I've provided the data, in photos and the words of those who have examined the guitar in person. As a builder I have no doubt that those two mounting screws can be made to hold the pickup perfectly suitably. I have never heard any reference to Micawber having the bridge pickup mounted to the body. You (EspyHop) have clearly done a fine job of doing yours that way but Micaber is not like that, as far as any evidence indicates. If you have any kind of citation from any source that suggests that Micawber has the bridge pickup mounted to the body, please provide it.

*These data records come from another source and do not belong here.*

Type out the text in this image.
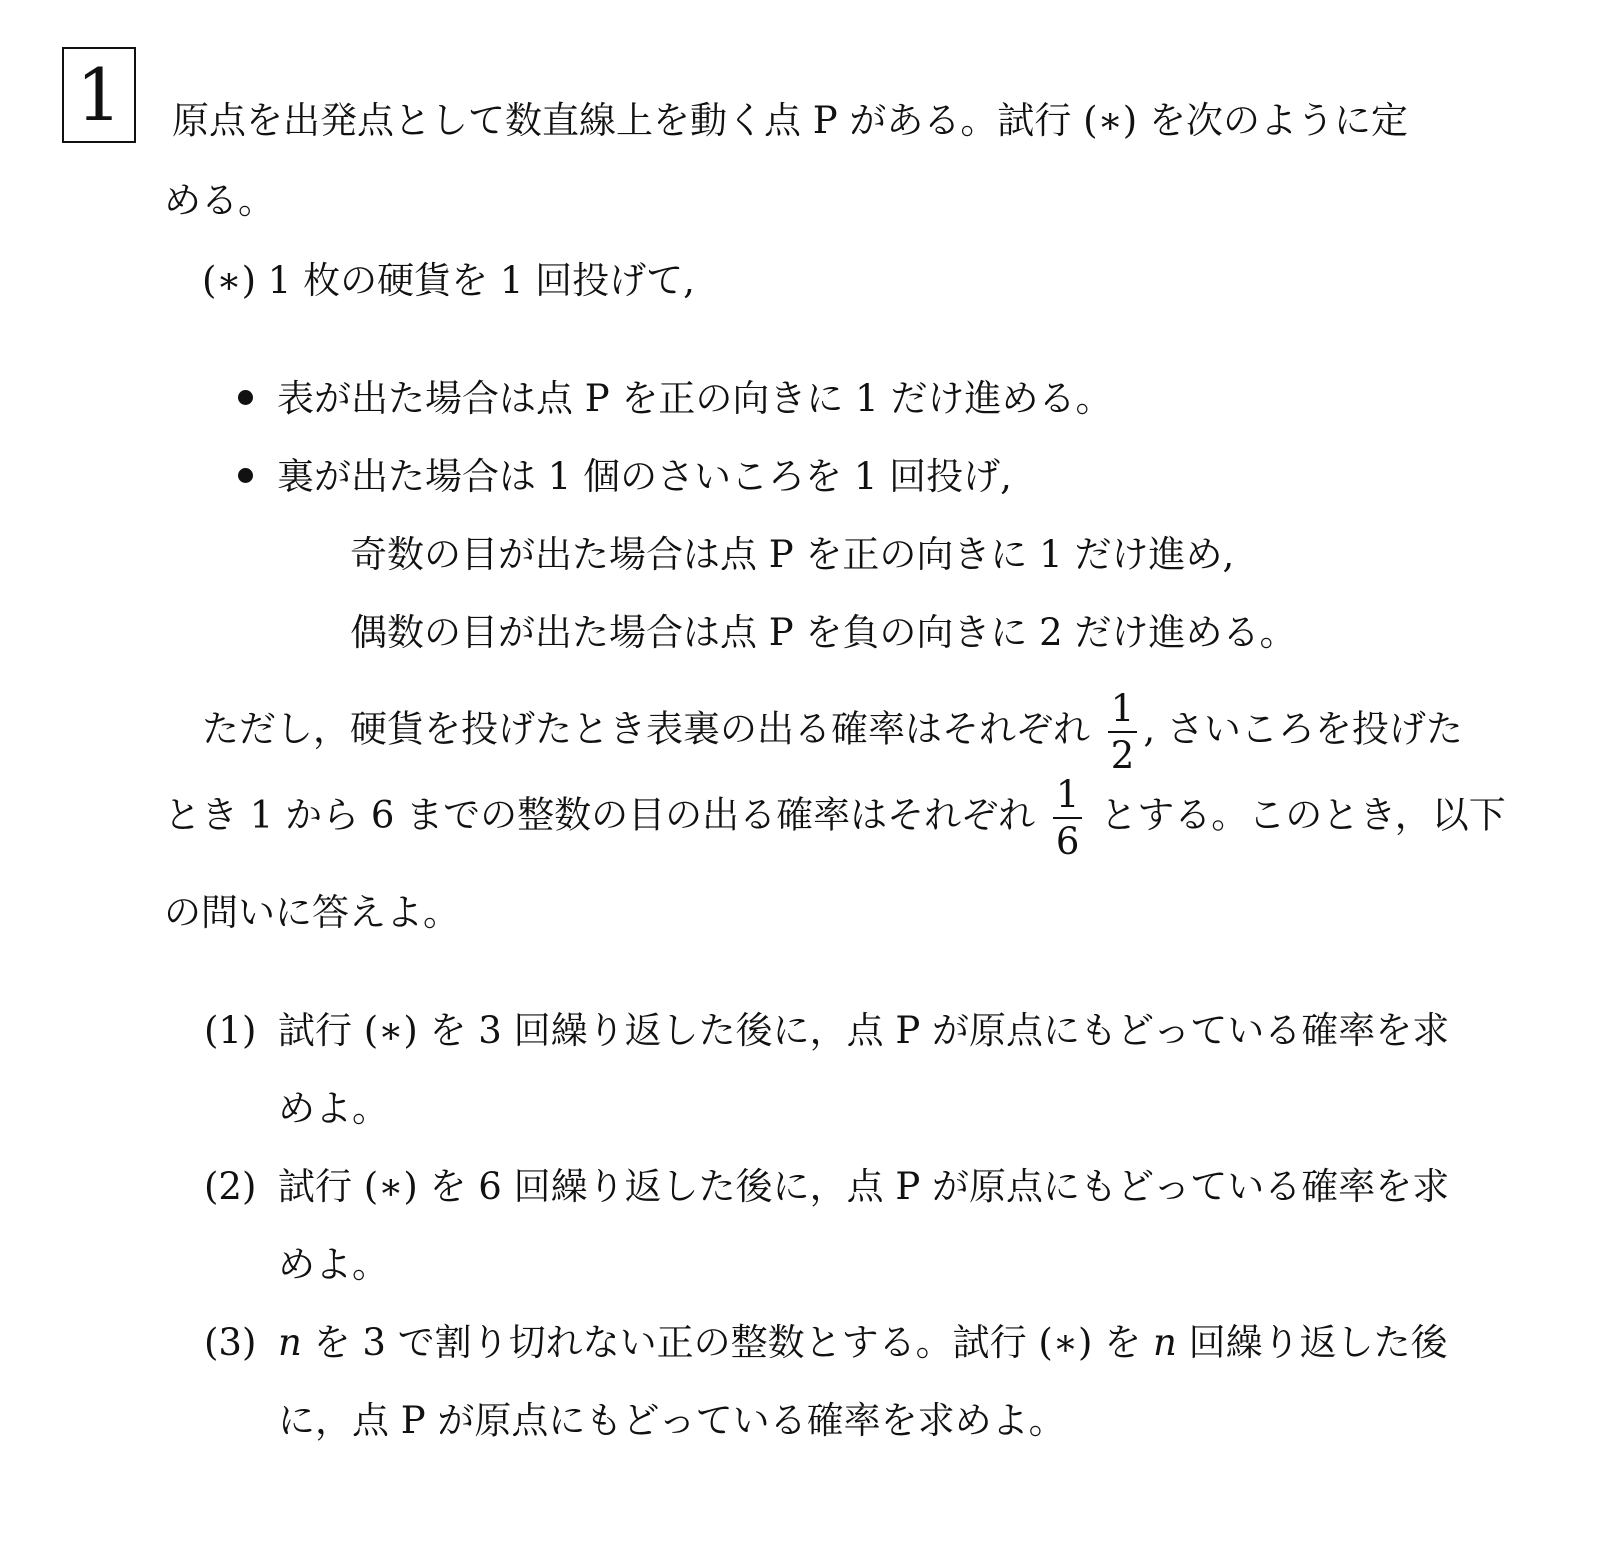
1 原点を出発点として数直線上を動く点 P がある。試行 (∗) を次のように定
める。
(∗) 1 枚の硬貨を 1 回投げて,
表が出た場合は点 P を正の向きに 1 だけ進める。
裏が出た場合は 1 個のさいころを 1 回投げ,
奇数の目が出た場合は点 P を正の向きに 1 だけ進め,
偶数の目が出た場合は点 P を負の向きに 2 だけ進める。
ただし，硬貨を投げたとき表裏の出る確率はそれぞれ $\frac{1}{2}$ , さいころを投げた
とき 1 から 6 までの整数の目の出る確率はそれぞれ $\frac{1}{6}$ とする。このとき，以下
の問いに答えよ。
(1) 試行 (∗) を 3 回繰り返した後に，点 P が原点にもどっている確率を求
めよ。
(2) 試行 (∗) を 6 回繰り返した後に，点 P が原点にもどっている確率を求
めよ。
(3) n を 3 で割り切れない正の整数とする。試行 (∗) を n 回繰り返した後
に，点 P が原点にもどっている確率を求めよ。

To the OP, sorry for this slight hijack of your thread. Lots of people make fine pickups designed to mimic Micawber's tone, and you've had some good responses to your question. I wish you well. I have nothing more to say about the mounting question unless there is some data presented indicating other than what I've presented. And if so, then I'll certainly stand corrected (as I do now on the hole spacing on the SD lap steel pickup - thanks EspyHop) and eat a big ol' plate of crow..
Best to all,
The brass bridge plate and saddles look like Mighty Mite ones from the mid '70s.
Well, as a builder who is interested in this type of guitar, try it. Buy a Duncan Antiquity lap steel pickup and see what you can do.
But, you’ve also obviously never had any experience working with an actual lap steel pickup, either. Just look at how they’re mounted into actual lap steel guitars.
Not if they still have a zinc or copper base plate. That’s not what’s in Micawber. Vintage Esquires, Broadcasters, and Teles? Sure. But not a Micawber.